CD Projekt Red’s Cyberpunk 2077 continues to receive attention long after its rocky 2020 launch, thanks to steady updates, mods, and now a fresh wave of merchandise that leans into the game’s neon-soaked aesthetic. The latest addition comes from FiGGYZ, a line of pop magnet collectibles featuring pixel-art characters that magnetically attach to display backdrops. This marks the second batch of Cyberpunk 2077-themed items from the company, offering fans a small, tangible way to keep Night City on their shelves while they wait for bigger developments.
The new limited-edition figures include four characters: Viktor, Jackie, Goro, and Adam Smasher. Each magnetized pixel-art piece is priced individually around $15, or the full set can be bundled for roughly $55. FiGGYZ has built a growing catalog of similar collectibles drawn from various games and franchises, including The Witcher series, Banjo-Kazooie, Silent Hill, and others. For collectors who enjoy display-friendly, stylized merch inspired by the gritty alleys and glowing streets of Cyberpunk 2077, these pieces provide a compact and relatively affordable option.

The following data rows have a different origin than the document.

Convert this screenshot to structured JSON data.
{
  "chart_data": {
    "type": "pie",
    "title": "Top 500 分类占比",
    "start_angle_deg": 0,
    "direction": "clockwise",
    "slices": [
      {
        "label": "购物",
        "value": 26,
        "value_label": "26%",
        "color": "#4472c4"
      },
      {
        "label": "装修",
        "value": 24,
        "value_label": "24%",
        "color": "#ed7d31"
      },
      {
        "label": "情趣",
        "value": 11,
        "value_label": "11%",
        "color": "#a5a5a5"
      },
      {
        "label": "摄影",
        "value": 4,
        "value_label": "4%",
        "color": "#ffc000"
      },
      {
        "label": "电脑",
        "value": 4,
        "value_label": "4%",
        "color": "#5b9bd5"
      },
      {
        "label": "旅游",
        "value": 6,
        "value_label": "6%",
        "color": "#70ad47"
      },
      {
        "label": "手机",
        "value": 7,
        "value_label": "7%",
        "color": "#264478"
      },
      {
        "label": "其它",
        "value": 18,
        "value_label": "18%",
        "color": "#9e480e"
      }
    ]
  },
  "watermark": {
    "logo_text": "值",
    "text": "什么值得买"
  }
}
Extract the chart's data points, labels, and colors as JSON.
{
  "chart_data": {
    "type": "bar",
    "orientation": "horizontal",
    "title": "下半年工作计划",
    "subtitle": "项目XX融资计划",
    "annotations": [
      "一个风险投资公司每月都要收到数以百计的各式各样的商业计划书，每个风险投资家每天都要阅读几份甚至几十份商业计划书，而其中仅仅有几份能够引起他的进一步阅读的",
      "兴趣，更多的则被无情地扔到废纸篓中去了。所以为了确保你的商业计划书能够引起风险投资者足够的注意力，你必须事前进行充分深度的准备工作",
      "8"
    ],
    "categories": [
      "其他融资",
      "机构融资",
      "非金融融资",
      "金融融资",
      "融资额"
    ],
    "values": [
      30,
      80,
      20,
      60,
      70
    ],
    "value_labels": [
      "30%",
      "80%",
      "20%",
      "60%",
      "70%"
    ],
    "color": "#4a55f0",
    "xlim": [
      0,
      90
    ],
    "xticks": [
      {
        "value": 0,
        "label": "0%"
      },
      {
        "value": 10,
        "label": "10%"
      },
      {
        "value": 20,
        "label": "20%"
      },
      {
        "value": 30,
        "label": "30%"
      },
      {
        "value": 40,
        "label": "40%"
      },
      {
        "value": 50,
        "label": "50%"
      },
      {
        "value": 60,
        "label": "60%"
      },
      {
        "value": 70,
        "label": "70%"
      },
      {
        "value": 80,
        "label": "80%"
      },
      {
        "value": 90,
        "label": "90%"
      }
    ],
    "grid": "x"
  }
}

Time to chrome up, choom! Orders for Cyberpunk 2077 FiGGYZ Wave 2 are live right now! Build your Night City legend with Viktor, Jackie, Goro, and Adam Smasher in vibrant pixel art form. These FiGGYZ snap magnetically onto backdrops inspired by the neon streets and gritty alleys… pic.twitter.com/4IQtbmVWXE
— FiGGYZ (@FiGGYZOfficial) April 8, 2026
The timing of the release feels deliberate. With a full sequel, internally known as Project Orion, officially confirmed but still years away, CD Projekt Red’s immediate focus remains on The Witcher 4. That leaves Cyberpunk 2077 fans filling the gap with whatever keeps the world alive: graphic mode enhancements for the PS5 Pro, community mods, new comics, and now these collectibles. It is a familiar pattern for long-running franchises—keeping the fanbase engaged through smaller drops rather than major new content.
Details on Project Orion remain sparse. Fan speculation points toward a setting roughly in the 2080s, with some theories suggesting a shift away from Night City to somewhere like Chicago. None of that has been confirmed by the studio. For now, the original game, patched and expanded over the years, still serves as the main entry point into the universe. Its open-world design, moral choices, and cybernetic upgrades have aged into a more stable experience than many expected at launch, though it never fully escaped the shadow of its troubled debut.
The FiGGYZ collectibles will likely appeal most to dedicated players who want physical reminders of their favorite fixers, mercs, and villains. They are not a substitute for new gameplay or story, but they do reflect how Cyberpunk 2077 has managed to sustain interest well into 2026 through a mix of official support and fan-driven extensions. Whether that momentum can carry over to a sequel that meets the heightened expectations built over half a decade is another question entirely.
In the meantime, these small merchandise releases serve as quiet reminders that Night City never really went away. They offer a low-stakes way for chooms to show their loyalty while the larger future of the franchise slowly takes shape behind closed doors at CD Projekt Red.